We moved on to Toul where we had a great berth on the quay. Everyone enjoyed exploring this old city with its still-intact ramparts and fortifications. One day all, except me, took a train to Metz, another fascinating city rich in history and always worth visiting. We set off from Toul with the aim of reaching Chalons en Champagne to watch the Tour de France race through the town on their way from Epernay to Nancy on 11 July. It meant fairly full days cruising with lots of locks each day. Most of the time a couple of bikes were deployed to ease the boredom, or tension. The overnight stops in Bar le Duc and Vitry le Francois demanded more than a cursory look and we all had a wander around the towns to catch up on some shopping and to find spare parts for the bikes. Gray was kept busy throughout his stay mending punctures, replacing gears, adjusting brakes; and raising and lowering seats. And when not fixing bikes he busied himself with repairs and maintenance on Sable. We arrived in Chalons in time to arrange a night out at a beautiful restaurant to celebrate Sally's 70th birthday. We rafted alongside Kismet and got to meet a new couple, Brett and Ann. Brett has a fascinating job with World Food Program and regaled us with some interesting stories and conundrums faced by the UN. We shared a bottle of champagne with them on their beautiful old Tchalk before we went out for the evening. It poured with rain, but hey, champagne tastes great in any weather.

We all caught a train to Reims on the 10th to watch the finish of Stage 6 of the Tour. It was really just an excuse to revisit the place — we can't resist it. We found a good place to see the riders come round the last bend 1km from the finish. Elsie and Joey scored lots of goodies from the Caravanne as they passed. Without the Caravanne it wouldn't be worth waiting for the few fleeting seconds it takes for the riders to speed by but the ambience of being 'live' at such a momentous global event is something special. Next day we stood again at the side of the road in Chalons to see them race past. An even better haul of goodies as Joey waved our large Aussie flag and they responded with extra generosity. With the Tour 2014 over we set off into the gorgeous Champagne district with stops at Condé sur Marne, Mareuil sur Ay and Epernay. Excursions by bikes and motorbikes to Bouzy, Tours sur Marne, Ay, Haute Villers and Mutigny ensured stocks of bubbly were replenished and understandably lots of tastings were required prior to confirming purchases. We couldn't cruise past Vraux without taking the family to visit the Musée de l'Aviation 1939-45. This amazing museum to WWII aviation history is housed in a converted barn in the middle of a tiny village.

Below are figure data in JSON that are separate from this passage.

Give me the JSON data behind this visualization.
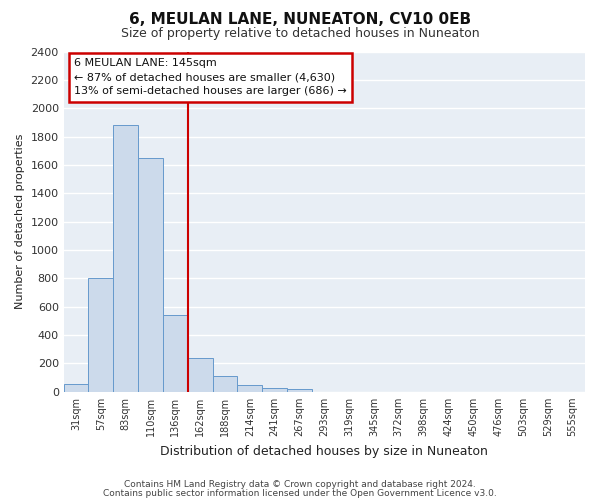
{
  "title": "6, MEULAN LANE, NUNEATON, CV10 0EB",
  "subtitle": "Size of property relative to detached houses in Nuneaton",
  "xlabel": "Distribution of detached houses by size in Nuneaton",
  "ylabel": "Number of detached properties",
  "bar_labels": [
    "31sqm",
    "57sqm",
    "83sqm",
    "110sqm",
    "136sqm",
    "162sqm",
    "188sqm",
    "214sqm",
    "241sqm",
    "267sqm",
    "293sqm",
    "319sqm",
    "345sqm",
    "372sqm",
    "398sqm",
    "424sqm",
    "450sqm",
    "476sqm",
    "503sqm",
    "529sqm",
    "555sqm"
  ],
  "bar_values": [
    55,
    800,
    1880,
    1650,
    540,
    235,
    110,
    50,
    30,
    20,
    0,
    0,
    0,
    0,
    0,
    0,
    0,
    0,
    0,
    0,
    0
  ],
  "bar_color": "#ccdaeb",
  "bar_edge_color": "#6699cc",
  "background_color": "#e8eef5",
  "grid_color": "#ffffff",
  "fig_bg_color": "#ffffff",
  "ylim": [
    0,
    2400
  ],
  "yticks": [
    0,
    200,
    400,
    600,
    800,
    1000,
    1200,
    1400,
    1600,
    1800,
    2000,
    2200,
    2400
  ],
  "vline_color": "#cc0000",
  "annotation_title": "6 MEULAN LANE: 145sqm",
  "annotation_line1": "← 87% of detached houses are smaller (4,630)",
  "annotation_line2": "13% of semi-detached houses are larger (686) →",
  "annotation_box_color": "#ffffff",
  "annotation_box_edge": "#cc0000",
  "footer_line1": "Contains HM Land Registry data © Crown copyright and database right 2024.",
  "footer_line2": "Contains public sector information licensed under the Open Government Licence v3.0."
}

The curators and collectors are a bunch of voluntary enthusiasts who spend their weekends cleaning and restoring wreckage and remnants of war planes found, and still being found, in the French countryside. Among the memorabilia is a display about a Lancaster bomber which crashed near Chalons, 17 December, 1944 — the day after I was born. Navigator on that fateful flight — all the crew survived and were repatriated — was our dear Rotarian friend Keith Robson. We wish you well, Keith.

At Epernay we bade farewell to Gray, Suellen and kids as they left to spend several days in Paris. The temperature immediately soared to +40C and we roasted, too hot to do anything except loll in the shade. We crept down to Damery to sample more champagne at caves within the village but ventures further afield were deemed out of the question. The harvesters are out again and huge loads of wheat are trundling past us into the silos and a few heavily laden commercial barges are also on the move. All is well; there will be bread in France. We are now on our way to Chateau Thierry and it is cooler so hopefully we'll get up into the hills before we leave Champagne.